The way designer Alfredo Häberli talks about his past, everything seems to have happened by chance, as if by fate. When Häberli was young and travelled from Zurich to Milan in search of the southern atmosphere he was used to from his native Argentina, he heard about Achille Castiglioni, and that inspired him to study design. When Häberli contacted the Milanese designer after graduating, Castiglioni invited him for coffee the following day, not knowing that he was in Zurich. Häberli took the train and went to Milan just to have an espresso. When he got the courage to ask the famous designer for a job, Castiglioni instead encouraged him to open his own studio in Zurich, which is now internationally renowned.
His encounter with Anders Byriel, CEO of the Danish textile company Kvadrat, was also fortuitous. They met in Milan during Salone del Mobile 20 years ago. Byriel asked him what he was up to that evening, Häberli, who at that time was not as busy as he is now, said he was free. When asked whether he spoke French, of course he said yes. So Häberli was invited for dinner, where he was seated between Andrée Putman and Jean Nouvel! That night Häberli expressed his wish to collaborate with Kvadrat, which came about eight years later. Since then, he has made around 20 textiles for the Danish company, mainly for upholstery and curtains.
"I am a product designer, not a textile designer," Häberli tells us on the phone from Zurich, "but I am interested in textile because I like to design the interior space in its entirety. When you think of textile, you have many layers, because from a distance you get an impression, an emotion, and up close you discover the detail, the threads.
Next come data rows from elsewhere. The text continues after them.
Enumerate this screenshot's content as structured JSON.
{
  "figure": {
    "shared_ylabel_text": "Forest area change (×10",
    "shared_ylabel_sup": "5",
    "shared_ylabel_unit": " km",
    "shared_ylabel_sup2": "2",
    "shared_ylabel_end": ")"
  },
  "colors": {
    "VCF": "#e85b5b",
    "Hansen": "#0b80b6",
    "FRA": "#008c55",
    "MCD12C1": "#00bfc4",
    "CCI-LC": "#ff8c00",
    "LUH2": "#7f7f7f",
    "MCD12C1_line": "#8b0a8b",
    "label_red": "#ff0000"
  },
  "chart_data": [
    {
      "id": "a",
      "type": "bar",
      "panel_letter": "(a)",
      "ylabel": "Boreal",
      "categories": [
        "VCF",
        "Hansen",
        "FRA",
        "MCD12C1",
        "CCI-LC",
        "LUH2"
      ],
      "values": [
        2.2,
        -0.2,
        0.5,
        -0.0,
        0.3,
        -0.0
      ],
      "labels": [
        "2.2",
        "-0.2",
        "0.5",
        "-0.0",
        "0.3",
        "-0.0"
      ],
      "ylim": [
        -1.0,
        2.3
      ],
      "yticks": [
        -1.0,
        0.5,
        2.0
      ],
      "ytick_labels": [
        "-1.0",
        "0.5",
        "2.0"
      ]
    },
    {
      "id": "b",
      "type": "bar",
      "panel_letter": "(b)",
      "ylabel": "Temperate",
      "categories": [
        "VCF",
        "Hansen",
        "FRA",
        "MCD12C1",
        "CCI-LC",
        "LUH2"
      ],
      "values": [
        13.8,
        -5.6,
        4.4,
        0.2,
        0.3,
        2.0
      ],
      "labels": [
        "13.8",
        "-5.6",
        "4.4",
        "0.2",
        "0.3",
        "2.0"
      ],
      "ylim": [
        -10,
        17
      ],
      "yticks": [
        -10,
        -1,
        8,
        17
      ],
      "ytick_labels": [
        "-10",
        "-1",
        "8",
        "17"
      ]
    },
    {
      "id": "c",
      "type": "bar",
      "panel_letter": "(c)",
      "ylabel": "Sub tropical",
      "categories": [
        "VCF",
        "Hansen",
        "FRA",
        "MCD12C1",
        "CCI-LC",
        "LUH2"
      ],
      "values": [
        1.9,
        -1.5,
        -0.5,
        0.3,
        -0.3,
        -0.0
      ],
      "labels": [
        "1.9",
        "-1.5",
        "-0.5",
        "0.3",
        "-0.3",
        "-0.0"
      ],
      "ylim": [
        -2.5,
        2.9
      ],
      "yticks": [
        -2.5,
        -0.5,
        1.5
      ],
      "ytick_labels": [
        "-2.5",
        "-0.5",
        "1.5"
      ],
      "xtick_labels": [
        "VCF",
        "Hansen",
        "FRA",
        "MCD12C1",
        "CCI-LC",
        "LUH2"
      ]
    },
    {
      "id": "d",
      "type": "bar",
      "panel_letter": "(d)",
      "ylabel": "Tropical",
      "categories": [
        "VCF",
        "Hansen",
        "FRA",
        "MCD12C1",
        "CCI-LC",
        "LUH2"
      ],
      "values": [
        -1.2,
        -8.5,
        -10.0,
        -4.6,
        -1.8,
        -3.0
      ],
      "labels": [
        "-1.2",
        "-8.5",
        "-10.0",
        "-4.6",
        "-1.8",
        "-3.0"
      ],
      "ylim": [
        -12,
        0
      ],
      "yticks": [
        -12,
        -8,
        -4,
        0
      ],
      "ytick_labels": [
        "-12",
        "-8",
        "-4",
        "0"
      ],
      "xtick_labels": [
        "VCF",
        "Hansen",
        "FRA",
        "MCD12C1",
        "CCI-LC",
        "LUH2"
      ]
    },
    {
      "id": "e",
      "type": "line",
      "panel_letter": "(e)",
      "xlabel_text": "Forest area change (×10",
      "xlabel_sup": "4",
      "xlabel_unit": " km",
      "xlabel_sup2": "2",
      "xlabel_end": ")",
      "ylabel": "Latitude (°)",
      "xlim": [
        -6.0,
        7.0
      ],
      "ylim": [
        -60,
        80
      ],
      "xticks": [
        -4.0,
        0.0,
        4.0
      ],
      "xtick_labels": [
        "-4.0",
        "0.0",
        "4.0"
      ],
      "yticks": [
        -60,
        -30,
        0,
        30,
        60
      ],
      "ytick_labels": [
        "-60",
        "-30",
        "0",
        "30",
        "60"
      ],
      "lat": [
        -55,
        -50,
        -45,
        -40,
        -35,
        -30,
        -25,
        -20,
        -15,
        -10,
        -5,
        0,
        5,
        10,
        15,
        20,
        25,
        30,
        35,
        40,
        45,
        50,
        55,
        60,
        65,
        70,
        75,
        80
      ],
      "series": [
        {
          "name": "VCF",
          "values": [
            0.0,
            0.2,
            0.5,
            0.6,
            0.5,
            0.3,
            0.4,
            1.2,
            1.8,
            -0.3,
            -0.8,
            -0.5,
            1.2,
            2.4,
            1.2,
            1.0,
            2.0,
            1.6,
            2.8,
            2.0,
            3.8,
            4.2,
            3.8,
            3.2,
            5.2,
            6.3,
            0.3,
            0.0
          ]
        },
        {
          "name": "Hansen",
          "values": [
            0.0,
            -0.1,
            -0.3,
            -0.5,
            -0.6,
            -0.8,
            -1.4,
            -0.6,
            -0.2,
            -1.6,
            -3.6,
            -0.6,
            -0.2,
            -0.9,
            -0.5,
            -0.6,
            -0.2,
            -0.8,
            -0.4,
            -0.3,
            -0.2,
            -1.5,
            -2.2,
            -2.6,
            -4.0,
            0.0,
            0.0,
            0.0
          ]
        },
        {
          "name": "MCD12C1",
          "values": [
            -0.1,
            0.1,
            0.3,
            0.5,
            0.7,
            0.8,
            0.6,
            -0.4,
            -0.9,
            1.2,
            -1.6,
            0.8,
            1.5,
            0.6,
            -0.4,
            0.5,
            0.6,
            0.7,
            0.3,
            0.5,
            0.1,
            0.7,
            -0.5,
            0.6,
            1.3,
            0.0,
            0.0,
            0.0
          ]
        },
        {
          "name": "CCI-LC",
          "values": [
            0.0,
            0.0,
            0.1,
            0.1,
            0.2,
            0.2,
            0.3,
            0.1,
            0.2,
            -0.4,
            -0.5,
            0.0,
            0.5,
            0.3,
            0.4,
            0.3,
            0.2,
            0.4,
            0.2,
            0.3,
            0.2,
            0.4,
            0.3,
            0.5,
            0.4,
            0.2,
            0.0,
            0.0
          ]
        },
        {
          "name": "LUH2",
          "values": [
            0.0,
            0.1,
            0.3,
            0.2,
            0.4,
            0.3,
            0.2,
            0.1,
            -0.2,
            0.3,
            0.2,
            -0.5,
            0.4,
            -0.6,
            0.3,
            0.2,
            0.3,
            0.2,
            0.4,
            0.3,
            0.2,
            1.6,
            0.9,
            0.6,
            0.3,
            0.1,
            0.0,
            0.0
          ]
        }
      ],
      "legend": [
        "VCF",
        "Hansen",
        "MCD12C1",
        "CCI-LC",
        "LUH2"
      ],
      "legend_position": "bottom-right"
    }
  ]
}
While designing, it is important to know what it is meant for, because you can have couches with orthogonal lines, or with organic forms, and the result changes a lot. If you design lines for an organic couch, it can get too psychedelic, if it is small, the result can be confusing, if it is cubic, it can work. This is why it is important to think about the whole. Also you have to consider the purpose: whether the textile will be used in the private or in the public sphere. In this case it has to be more resistant and fireproof. The function sometimes means less freedom."
Textile also means colour. "Colour is the first moment of decoration… in every case, for an object, or an environment. It is something emotional. Kvadrat was the first to introduce colour for interiors in the 1960s. Influenced by Verner Panton and pop-culture, they rejected the monotony of grey and black. Kvadrat gives us designers a great deal of freedom. They are very open to creativity." As a source of inspiration Häberli revisits the colours of his childhood. "I clearly remember the blue of the first pullover my mother made for me, the yellow of my father's car, the colours of my toys. The colours I choose come from very different sources – a painting, or something from daily life.”
Häberli's perspective of designing interior spaces in their entirety and his relationship with colour can be seen in his latest designs for Kvadrat. Fresh out of the studio are two new upholstery textiles, Parkland and Nitto, and a curtain called Airfield. For Häberli, “The novelty of these three textiles is that they work well together. I thought of the overall atmosphere of the space, in the horizontal and vertical dimension. I put my brand in second place and the idea of serving other architects in the foreground."
Häberli’s long association with the Danish company is a fruitful one, and he has been commissioned to redesign Kvadrat’s Milan showroom in Corso Monforte this year. It’s a relationship that among other thing must be based on trust – they ‘get’ each other.